I felt fine with the meth for a week or 2 then i guess got bored or got money and ended up doin dope for a week or so on top of the meth , then when last 2 days when i went back to just the meth i still felt sick........so today was day 3 and ended up gettin a few bags............
Now i know that many ppl on here think i do not have the DESIRE to get clean which is not true. I really wish i could..........And ppl think i have not tried which is not true at alll, I still attend n.a. a lot, i guess i just don't work hard enough at it , and when it comes to getting sick , i am a pussy and can't handle it . Now i know what i should do would be go to detox/rehab (tried to get into a detox recently , they wouldnt accept me ) but my whole issue is that I am close to getting a degree in college which i have never done , i just got a new job , and my family would cut me off for good if they knew the whole truth..........Anyway , hoping i can just stick with the meth and try weaning , Its just after it been so long that i cant seem to stay away from the H , i dont know what to think anymore.....Well hope TDS mods arent mad i posted an update, (i was asked to not post for a week before because my threads were causing controversy) . I also have been in a real dysfunctional relationship last few weeks but i decided to end it finally because it was just draggin me down even more, dope or no dope.............Anyway , please throw in any feedback you have, whether you still think im just her complaining or whether you still think i have a chance to have a good life............
Peace

1st thing you need to do is up the meth to say 50mil stay away from the dope if that means droping all the pepole you now do it. once you are clean thay wont wont to hang with you any more so drop them now. then you will have a chance at getting clean. hope it works for you it did me 20yrs on meth
 
Did everyone forget that METHADONE is the worst kick ? worse than dope ? and it is stronger than dope ? If i can get my methadone dose down to 30 mg instead of 60 who cares if i do a few bags if i can get them safely and i have the money for them ? Worst thing to happen would be for me to stay on a high dose of methadone and then have to kick that....................

you are forgetting that 2 bags today will be 4 tomorrow and so on stay on meth im going on 20ys on it . I will admit i dont have the will power to get off im 51 and dont wont to be on the streets lookin for H
 
dude ive totalled like 3 cars nodding out on dope lol. i wouldnt sweat the extra miles.. sounds like the least of your problems anyway.

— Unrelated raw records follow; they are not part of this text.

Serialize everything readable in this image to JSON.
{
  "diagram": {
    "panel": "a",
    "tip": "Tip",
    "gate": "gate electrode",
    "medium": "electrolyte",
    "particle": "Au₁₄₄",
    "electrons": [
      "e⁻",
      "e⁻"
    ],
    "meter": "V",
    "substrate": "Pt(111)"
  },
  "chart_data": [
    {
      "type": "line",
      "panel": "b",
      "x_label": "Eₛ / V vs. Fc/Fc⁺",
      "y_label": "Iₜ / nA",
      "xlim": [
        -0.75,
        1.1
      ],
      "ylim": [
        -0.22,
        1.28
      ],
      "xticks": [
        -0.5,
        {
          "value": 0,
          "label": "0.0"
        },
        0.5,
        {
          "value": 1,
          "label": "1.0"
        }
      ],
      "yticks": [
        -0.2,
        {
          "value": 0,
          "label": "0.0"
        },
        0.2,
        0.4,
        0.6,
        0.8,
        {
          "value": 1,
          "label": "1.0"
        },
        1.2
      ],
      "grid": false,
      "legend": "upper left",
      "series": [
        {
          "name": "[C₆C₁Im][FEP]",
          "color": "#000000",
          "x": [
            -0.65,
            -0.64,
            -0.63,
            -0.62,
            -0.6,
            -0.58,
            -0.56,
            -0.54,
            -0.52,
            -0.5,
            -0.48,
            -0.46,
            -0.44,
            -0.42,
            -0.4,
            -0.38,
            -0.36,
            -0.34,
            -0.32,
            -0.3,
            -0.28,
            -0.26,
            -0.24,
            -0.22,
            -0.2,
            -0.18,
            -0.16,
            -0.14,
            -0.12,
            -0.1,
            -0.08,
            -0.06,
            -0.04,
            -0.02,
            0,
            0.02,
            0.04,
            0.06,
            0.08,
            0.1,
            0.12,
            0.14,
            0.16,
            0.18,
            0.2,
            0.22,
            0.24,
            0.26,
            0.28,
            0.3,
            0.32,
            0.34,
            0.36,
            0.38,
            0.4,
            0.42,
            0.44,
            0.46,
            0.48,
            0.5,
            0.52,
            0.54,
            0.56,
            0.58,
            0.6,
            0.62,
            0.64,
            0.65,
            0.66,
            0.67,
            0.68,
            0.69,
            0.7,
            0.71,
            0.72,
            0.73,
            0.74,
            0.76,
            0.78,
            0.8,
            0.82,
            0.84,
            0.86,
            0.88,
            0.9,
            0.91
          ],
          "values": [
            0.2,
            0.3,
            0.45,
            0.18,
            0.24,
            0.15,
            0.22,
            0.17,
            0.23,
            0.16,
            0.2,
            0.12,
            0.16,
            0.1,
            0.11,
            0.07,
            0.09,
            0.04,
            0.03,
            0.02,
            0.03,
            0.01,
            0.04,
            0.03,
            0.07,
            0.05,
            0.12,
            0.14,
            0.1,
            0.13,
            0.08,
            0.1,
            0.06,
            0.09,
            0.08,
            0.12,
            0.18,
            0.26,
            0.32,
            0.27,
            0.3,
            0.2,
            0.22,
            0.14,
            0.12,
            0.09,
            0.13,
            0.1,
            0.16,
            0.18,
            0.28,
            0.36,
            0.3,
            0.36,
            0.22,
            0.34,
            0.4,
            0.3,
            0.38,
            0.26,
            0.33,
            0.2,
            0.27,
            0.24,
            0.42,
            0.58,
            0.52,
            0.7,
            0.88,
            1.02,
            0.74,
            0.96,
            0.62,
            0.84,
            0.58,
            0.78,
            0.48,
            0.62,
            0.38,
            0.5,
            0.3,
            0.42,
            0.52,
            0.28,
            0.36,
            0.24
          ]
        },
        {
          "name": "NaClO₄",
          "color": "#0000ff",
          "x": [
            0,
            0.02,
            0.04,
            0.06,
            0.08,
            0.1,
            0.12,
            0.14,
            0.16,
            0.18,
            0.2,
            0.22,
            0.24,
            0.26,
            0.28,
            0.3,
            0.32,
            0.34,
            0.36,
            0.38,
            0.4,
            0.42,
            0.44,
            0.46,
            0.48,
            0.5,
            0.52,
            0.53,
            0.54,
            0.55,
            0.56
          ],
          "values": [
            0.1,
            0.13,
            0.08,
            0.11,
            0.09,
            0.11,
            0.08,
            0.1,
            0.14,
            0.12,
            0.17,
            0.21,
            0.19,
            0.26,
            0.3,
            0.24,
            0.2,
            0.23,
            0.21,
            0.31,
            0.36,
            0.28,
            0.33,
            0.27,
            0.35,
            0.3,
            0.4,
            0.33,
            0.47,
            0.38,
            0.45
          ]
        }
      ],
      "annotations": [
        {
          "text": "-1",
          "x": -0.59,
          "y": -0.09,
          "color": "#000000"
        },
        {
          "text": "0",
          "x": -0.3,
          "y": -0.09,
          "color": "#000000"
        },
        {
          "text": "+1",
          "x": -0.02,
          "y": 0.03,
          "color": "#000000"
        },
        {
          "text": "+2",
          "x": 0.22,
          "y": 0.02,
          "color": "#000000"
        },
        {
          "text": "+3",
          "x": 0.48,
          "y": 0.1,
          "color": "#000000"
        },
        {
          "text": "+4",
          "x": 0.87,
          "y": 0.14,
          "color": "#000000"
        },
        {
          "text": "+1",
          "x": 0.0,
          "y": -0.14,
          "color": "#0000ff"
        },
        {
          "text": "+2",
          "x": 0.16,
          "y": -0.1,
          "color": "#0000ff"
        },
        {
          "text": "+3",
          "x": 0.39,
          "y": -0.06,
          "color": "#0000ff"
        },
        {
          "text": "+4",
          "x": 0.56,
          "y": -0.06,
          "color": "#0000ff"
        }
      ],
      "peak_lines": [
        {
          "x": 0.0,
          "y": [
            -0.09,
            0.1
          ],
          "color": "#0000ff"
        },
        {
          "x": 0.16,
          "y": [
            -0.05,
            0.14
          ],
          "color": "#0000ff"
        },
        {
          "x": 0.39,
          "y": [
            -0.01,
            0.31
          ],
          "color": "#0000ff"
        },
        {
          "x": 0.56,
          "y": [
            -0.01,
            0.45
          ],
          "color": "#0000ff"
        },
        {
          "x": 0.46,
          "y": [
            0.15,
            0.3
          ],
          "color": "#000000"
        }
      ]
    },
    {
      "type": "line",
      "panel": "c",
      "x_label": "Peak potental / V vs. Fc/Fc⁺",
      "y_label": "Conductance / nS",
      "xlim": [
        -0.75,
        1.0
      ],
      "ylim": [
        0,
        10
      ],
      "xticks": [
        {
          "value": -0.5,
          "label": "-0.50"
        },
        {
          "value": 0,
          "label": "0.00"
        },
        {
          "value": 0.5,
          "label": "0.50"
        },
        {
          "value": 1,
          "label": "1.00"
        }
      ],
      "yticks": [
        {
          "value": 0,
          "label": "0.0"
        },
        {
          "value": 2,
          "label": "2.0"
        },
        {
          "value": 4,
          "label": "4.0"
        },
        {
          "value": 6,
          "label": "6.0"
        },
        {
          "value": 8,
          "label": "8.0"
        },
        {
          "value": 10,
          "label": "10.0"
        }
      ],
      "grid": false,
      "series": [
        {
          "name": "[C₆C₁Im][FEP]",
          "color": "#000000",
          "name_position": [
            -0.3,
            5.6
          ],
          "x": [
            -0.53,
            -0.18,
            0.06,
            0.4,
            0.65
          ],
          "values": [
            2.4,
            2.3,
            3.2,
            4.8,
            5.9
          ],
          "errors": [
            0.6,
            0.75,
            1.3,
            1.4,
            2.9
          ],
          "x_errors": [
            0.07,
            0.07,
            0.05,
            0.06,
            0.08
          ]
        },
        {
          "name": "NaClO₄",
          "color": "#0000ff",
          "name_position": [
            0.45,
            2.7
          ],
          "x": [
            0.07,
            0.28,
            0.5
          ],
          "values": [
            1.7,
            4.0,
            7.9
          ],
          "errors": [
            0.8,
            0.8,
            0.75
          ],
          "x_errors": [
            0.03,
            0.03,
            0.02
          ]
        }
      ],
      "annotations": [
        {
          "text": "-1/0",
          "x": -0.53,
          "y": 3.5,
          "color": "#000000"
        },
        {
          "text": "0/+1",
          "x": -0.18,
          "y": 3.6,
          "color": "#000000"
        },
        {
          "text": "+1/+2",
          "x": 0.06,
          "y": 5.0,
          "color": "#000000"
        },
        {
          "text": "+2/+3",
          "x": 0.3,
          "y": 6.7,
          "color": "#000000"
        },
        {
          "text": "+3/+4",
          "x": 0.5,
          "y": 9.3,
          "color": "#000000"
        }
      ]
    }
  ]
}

Same here, I had totalled a car, and had numerous accidents due to h and benzos. My insurance is FUCKED. I just got a dui in one state in Sept, and then a dui in another state in Oct lol.

Just be happy the only damage you've done is wear and tear copping dope, and that you didn't get your car impounded and shit twice in 30 days kocking off your mirrors and fucking up the front end.

I won't be driving for a solid 7 months and thats if one 1st case that was dismissed does not get reopened.